Nancy Wilson first found her voice singing in church choirs, but found her love of jazz in her father's record collection. It included albums by Jimmy Scott, Nat "King" Cole, Billy Eckstine, Dinah Washington, and Ruth Brown; this generation of vocalists had a profound influence on Wilson's singing style. She began performing on the Columbus, Ohio, club circuit while still in high school, and in 1956 she became a member of Rusty Bryant's Carolyn Club Band.
She also sat in with various performers, such as Cannonball Adderley, who suggested that she come to New York. When Wilson took his advice, her distinctive voice enchanted a representative from Capitol Records and she was signed in 1959. In the years that followed, Wilson recorded 37 original albums for the label. Her first hit, "Guess Who I Saw Today," came in 1961. One year later, a collaborative album with Adderley solidified her standing in the jazz community and provided the foundation for her growing fame and career. During her years with Capitol, she was second in sales only to the Beatles, surpassing Frank Sinatra, the Beach Boys, and even Nat "King" Cole.

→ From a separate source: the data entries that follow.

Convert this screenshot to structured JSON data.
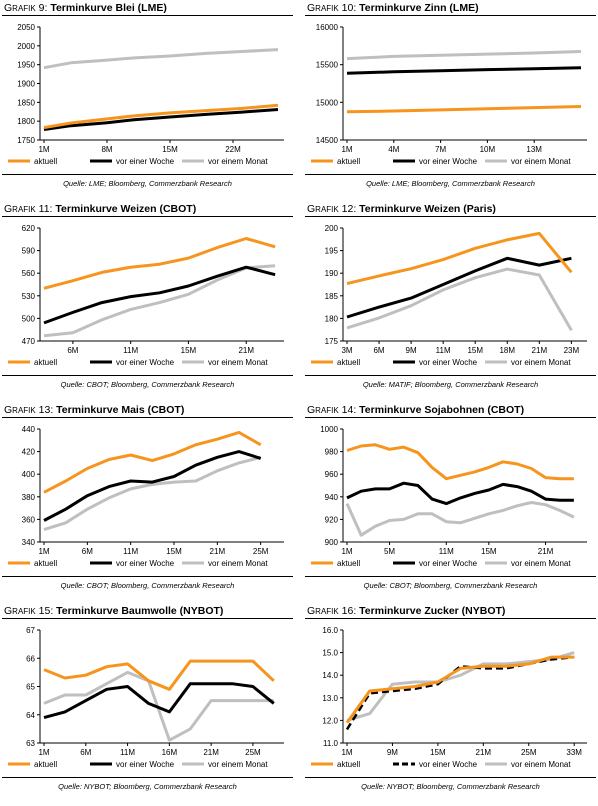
{
  "colors": {
    "aktuell": "#F7941D",
    "woche": "#000000",
    "monat": "#BFBFBF"
  },
  "chart_data": [
    {
      "type": "line",
      "prefix": "Grafik 9",
      "title": "Terminkurve Blei (LME)",
      "source": "Quelle: LME; Bloomberg, Commerzbank Research",
      "ylim": [
        1750,
        2050
      ],
      "yticks": [
        1750,
        1800,
        1850,
        1900,
        1950,
        2000,
        2050
      ],
      "xlabels": [
        "1M",
        "8M",
        "15M",
        "22M"
      ],
      "xlabel_idx": [
        0,
        7,
        14,
        21
      ],
      "xmax": 26,
      "legend": [
        "aktuell",
        "vor einer Woche",
        "vor einem Monat"
      ],
      "series": [
        {
          "x": [
            0,
            3,
            7,
            10,
            14,
            18,
            22,
            26
          ],
          "values": [
            1783,
            1795,
            1806,
            1814,
            1822,
            1828,
            1834,
            1842
          ]
        },
        {
          "x": [
            0,
            3,
            7,
            10,
            14,
            18,
            22,
            26
          ],
          "values": [
            1778,
            1788,
            1796,
            1804,
            1811,
            1818,
            1824,
            1831
          ]
        },
        {
          "x": [
            0,
            3,
            7,
            10,
            14,
            18,
            22,
            26
          ],
          "values": [
            1942,
            1955,
            1962,
            1968,
            1973,
            1980,
            1985,
            1990
          ]
        }
      ]
    },
    {
      "type": "line",
      "prefix": "Grafik 10",
      "title": "Terminkurve Zinn (LME)",
      "source": "Quelle: LME; Bloomberg, Commerzbank Research",
      "ylim": [
        14500,
        16000
      ],
      "yticks": [
        14500,
        15000,
        15500,
        16000
      ],
      "xlabels": [
        "1M",
        "4M",
        "7M",
        "10M",
        "13M"
      ],
      "xlabel_idx": [
        0,
        3,
        6,
        9,
        12
      ],
      "xmax": 15,
      "legend": [
        "aktuell",
        "vor einer Woche",
        "vor einem Monat"
      ],
      "series": [
        {
          "x": [
            0,
            3,
            6,
            9,
            12,
            15
          ],
          "values": [
            14875,
            14885,
            14900,
            14915,
            14930,
            14945
          ]
        },
        {
          "x": [
            0,
            3,
            6,
            9,
            12,
            15
          ],
          "values": [
            15385,
            15405,
            15420,
            15435,
            15445,
            15460
          ]
        },
        {
          "x": [
            0,
            3,
            6,
            9,
            12,
            15
          ],
          "values": [
            15580,
            15610,
            15625,
            15640,
            15655,
            15675
          ]
        }
      ]
    },
    {
      "type": "line",
      "prefix": "Grafik 11",
      "title": "Terminkurve Weizen (CBOT)",
      "source": "Quelle: CBOT; Bloomberg, Commerzbank Research",
      "ylim": [
        470,
        620
      ],
      "yticks": [
        470,
        500,
        530,
        560,
        590,
        620
      ],
      "xlabels": [
        "6M",
        "11M",
        "15M",
        "21M"
      ],
      "xlabel_idx": [
        1,
        3,
        5,
        7
      ],
      "xmax": 8.1,
      "legend": [
        "aktuell",
        "vor einer Woche",
        "vor einem Monat"
      ],
      "series": [
        {
          "x": [
            0,
            1,
            2,
            3,
            4,
            5,
            6,
            7,
            8
          ],
          "values": [
            540,
            550,
            561,
            568,
            572,
            580,
            594,
            606,
            595
          ]
        },
        {
          "x": [
            0,
            1,
            2,
            3,
            4,
            5,
            6,
            7,
            8
          ],
          "values": [
            494,
            508,
            521,
            529,
            534,
            543,
            556,
            568,
            558
          ]
        },
        {
          "x": [
            0,
            1,
            2,
            3,
            4,
            5,
            6,
            7,
            8
          ],
          "values": [
            477,
            481,
            498,
            512,
            521,
            532,
            551,
            567,
            570
          ]
        }
      ]
    },
    {
      "type": "line",
      "prefix": "Grafik 12",
      "title": "Terminkurve Weizen (Paris)",
      "source": "Quelle: MATIF; Bloomberg, Commerzbank Research",
      "ylim": [
        175,
        200
      ],
      "yticks": [
        175,
        180,
        185,
        190,
        195,
        200
      ],
      "xlabels": [
        "3M",
        "6M",
        "9M",
        "11M",
        "15M",
        "18M",
        "21M",
        "23M"
      ],
      "xlabel_idx": [
        0,
        1,
        2,
        3,
        4,
        5,
        6,
        7
      ],
      "xmax": 7.3,
      "legend": [
        "aktuell",
        "vor einer Woche",
        "vor einem Monat"
      ],
      "series": [
        {
          "x": [
            0,
            1,
            2,
            3,
            4,
            5,
            6,
            7
          ],
          "values": [
            187.7,
            189.4,
            191.0,
            193.0,
            195.5,
            197.4,
            198.8,
            190.2
          ]
        },
        {
          "x": [
            0,
            1,
            2,
            3,
            4,
            5,
            6,
            7
          ],
          "values": [
            180.3,
            182.5,
            184.5,
            187.5,
            190.5,
            193.3,
            191.8,
            193.3
          ]
        },
        {
          "x": [
            0,
            1,
            2,
            3,
            4,
            5,
            6,
            7
          ],
          "values": [
            177.9,
            180.1,
            182.8,
            186.3,
            189.0,
            190.9,
            189.6,
            177.4
          ]
        }
      ]
    },
    {
      "type": "line",
      "prefix": "Grafik 13",
      "title": "Terminkurve Mais (CBOT)",
      "source": "Quelle: CBOT; Bloomberg, Commerzbank Research",
      "ylim": [
        340,
        440
      ],
      "yticks": [
        340,
        360,
        380,
        400,
        420,
        440
      ],
      "xlabels": [
        "1M",
        "6M",
        "11M",
        "15M",
        "21M",
        "25M"
      ],
      "xlabel_idx": [
        0,
        2,
        4,
        6,
        8,
        10
      ],
      "xmax": 10.8,
      "legend": [
        "aktuell",
        "vor einer Woche",
        "vor einem Monat"
      ],
      "series": [
        {
          "x": [
            0,
            1,
            2,
            3,
            4,
            5,
            6,
            7,
            8,
            9,
            10
          ],
          "values": [
            384,
            394,
            405,
            413,
            417,
            412,
            418,
            426,
            431,
            437,
            426
          ]
        },
        {
          "x": [
            0,
            1,
            2,
            3,
            4,
            5,
            6,
            7,
            8,
            9,
            10
          ],
          "values": [
            359,
            369,
            381,
            389,
            394,
            393,
            398,
            408,
            415,
            420,
            414
          ]
        },
        {
          "x": [
            0,
            1,
            2,
            3,
            4,
            5,
            6,
            7,
            8,
            9,
            10
          ],
          "values": [
            351,
            357,
            369,
            379,
            387,
            391,
            393,
            394,
            403,
            410,
            415
          ]
        }
      ]
    },
    {
      "type": "line",
      "prefix": "Grafik 14",
      "title": "Terminkurve Sojabohnen (CBOT)",
      "source": "Quelle: CBOT; Bloomberg, Commerzbank Research",
      "ylim": [
        900,
        1000
      ],
      "yticks": [
        900,
        920,
        940,
        960,
        980,
        1000
      ],
      "xlabels": [
        "1M",
        "5M",
        "11M",
        "15M",
        "21M"
      ],
      "xlabel_idx": [
        0,
        3,
        7,
        10,
        14
      ],
      "xmax": 16.5,
      "legend": [
        "aktuell",
        "vor einer Woche",
        "vor einem Monat"
      ],
      "series": [
        {
          "x": [
            0,
            1,
            2,
            3,
            4,
            5,
            6,
            7,
            8,
            9,
            10,
            11,
            12,
            13,
            14,
            15,
            16
          ],
          "values": [
            981,
            985,
            986,
            982,
            984,
            979,
            966,
            956,
            959,
            962,
            966,
            971,
            969,
            965,
            957,
            956,
            956
          ]
        },
        {
          "x": [
            0,
            1,
            2,
            3,
            4,
            5,
            6,
            7,
            8,
            9,
            10,
            11,
            12,
            13,
            14,
            15,
            16
          ],
          "values": [
            939,
            945,
            947,
            947,
            952,
            950,
            938,
            934,
            939,
            943,
            946,
            951,
            949,
            945,
            938,
            937,
            937
          ]
        },
        {
          "x": [
            0,
            1,
            2,
            3,
            4,
            5,
            6,
            7,
            8,
            9,
            10,
            11,
            12,
            13,
            14,
            15,
            16
          ],
          "values": [
            934,
            906,
            914,
            919,
            920,
            925,
            925,
            918,
            917,
            921,
            925,
            928,
            932,
            935,
            933,
            928,
            922
          ]
        }
      ]
    },
    {
      "type": "line",
      "prefix": "Grafik 15",
      "title": "Terminkurve Baumwolle (NYBOT)",
      "source": "Quelle: NYBOT; Bloomberg, Commerzbank Research",
      "ylim": [
        63,
        67
      ],
      "yticks": [
        63,
        64,
        65,
        66,
        67
      ],
      "xlabels": [
        "1M",
        "6M",
        "11M",
        "16M",
        "21M",
        "25M"
      ],
      "xlabel_idx": [
        0,
        2,
        4,
        6,
        8,
        10
      ],
      "xmax": 11.2,
      "legend": [
        "aktuell",
        "vor einer Woche",
        "vor einem Monat"
      ],
      "series": [
        {
          "x": [
            0,
            1,
            2,
            3,
            4,
            5,
            6,
            7,
            8,
            9,
            10,
            11
          ],
          "values": [
            65.6,
            65.3,
            65.4,
            65.7,
            65.8,
            65.2,
            64.9,
            65.9,
            65.9,
            65.9,
            65.9,
            65.2
          ]
        },
        {
          "x": [
            0,
            1,
            2,
            3,
            4,
            5,
            6,
            7,
            8,
            9,
            10,
            11
          ],
          "values": [
            63.9,
            64.1,
            64.5,
            64.9,
            65.0,
            64.4,
            64.1,
            65.1,
            65.1,
            65.1,
            65.0,
            64.4
          ]
        },
        {
          "x": [
            0,
            1,
            2,
            3,
            4,
            5,
            6,
            7,
            8,
            9,
            10,
            11
          ],
          "values": [
            64.4,
            64.7,
            64.7,
            65.1,
            65.5,
            65.2,
            63.1,
            63.5,
            64.5,
            64.5,
            64.5,
            64.5
          ]
        }
      ]
    },
    {
      "type": "line",
      "prefix": "Grafik 16",
      "title": "Terminkurve Zucker (NYBOT)",
      "source": "Quelle: NYBOT; Bloomberg, Commerzbank Research",
      "ylim": [
        11.0,
        16.0
      ],
      "yticks": [
        11.0,
        12.0,
        13.0,
        14.0,
        15.0,
        16.0
      ],
      "ytick_labels": [
        "11.0",
        "12.0",
        "13.0",
        "14.0",
        "15.0",
        "16.0"
      ],
      "xlabels": [
        "1M",
        "9M",
        "15M",
        "21M",
        "25M",
        "33M"
      ],
      "xlabel_idx": [
        0,
        2,
        4,
        6,
        8,
        10
      ],
      "xmax": 10.3,
      "legend": [
        "aktuell",
        "vor einer Woche",
        "vor einem Monat"
      ],
      "dashed_series": 1,
      "series": [
        {
          "x": [
            0,
            1,
            2,
            3,
            4,
            5,
            6,
            7,
            8,
            9,
            10
          ],
          "values": [
            11.9,
            13.3,
            13.4,
            13.5,
            13.7,
            14.3,
            14.4,
            14.4,
            14.5,
            14.8,
            14.8
          ]
        },
        {
          "x": [
            0,
            1,
            2,
            3,
            4,
            5,
            6,
            7,
            8,
            9,
            10
          ],
          "values": [
            11.6,
            13.2,
            13.3,
            13.4,
            13.6,
            14.4,
            14.3,
            14.3,
            14.5,
            14.7,
            14.8
          ]
        },
        {
          "x": [
            0,
            1,
            2,
            3,
            4,
            5,
            6,
            7,
            8,
            9,
            10
          ],
          "values": [
            12.0,
            12.3,
            13.6,
            13.7,
            13.7,
            14.0,
            14.5,
            14.5,
            14.6,
            14.7,
            15.0
          ]
        }
      ]
    }
  ]
}
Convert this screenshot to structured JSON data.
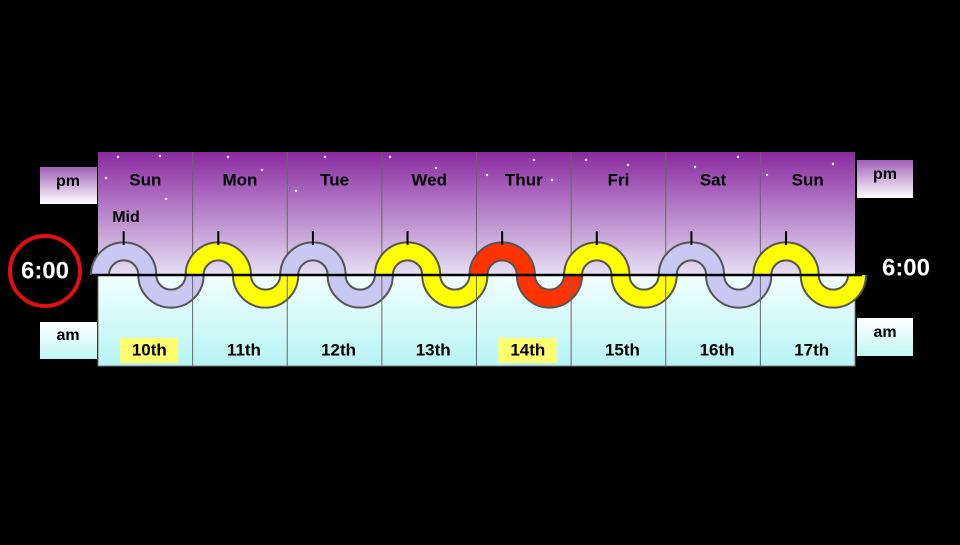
{
  "left": {
    "pm": "pm",
    "am": "am",
    "time": "6:00"
  },
  "right": {
    "pm": "pm",
    "am": "am",
    "time": "6:00"
  },
  "midnight_label": "Mid",
  "days": [
    {
      "day": "Sun",
      "date": "10th",
      "color": "#c8c8f2",
      "highlighted": true
    },
    {
      "day": "Mon",
      "date": "11th",
      "color": "#ffff00",
      "highlighted": false
    },
    {
      "day": "Tue",
      "date": "12th",
      "color": "#c8c8f2",
      "highlighted": false
    },
    {
      "day": "Wed",
      "date": "13th",
      "color": "#ffff00",
      "highlighted": false
    },
    {
      "day": "Thur",
      "date": "14th",
      "color": "#ff3300",
      "highlighted": true
    },
    {
      "day": "Fri",
      "date": "15th",
      "color": "#ffff00",
      "highlighted": false
    },
    {
      "day": "Sat",
      "date": "16th",
      "color": "#c8c8f2",
      "highlighted": false
    },
    {
      "day": "Sun",
      "date": "17th",
      "color": "#ffff00",
      "highlighted": false
    }
  ]
}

Wilson also has worked in television, where in 1968 she won an Emmy Award for her NBC series, The Nancy Wilson Show. She has performed on The Andy Williams Show and The Carol Burnett Show and has appeared in series such as Hawaii Five-O, The Cosby Show, Moesha, and The Parkers.
Although she often has crossed over to pop and rhythm-and-blues recordings, she still is best known for her jazz performances. In the 1980s, she returned to jazz with a series of performances with such jazz greats as Art Farmer, Benny Golson, and Hank Jones. And to start the new century, Wilson teamed with pianist Ramsey Lewis for a pair of highly regarded recordings.
She has been the recipient of numerous awards and accolades, including two Grammy Awards and honorary degrees from Berklee School of Music and Central State University in Ohio. Wilson also hosted NPR's Jazz Profiles, a weekly documentary series, from 1986 to 2005.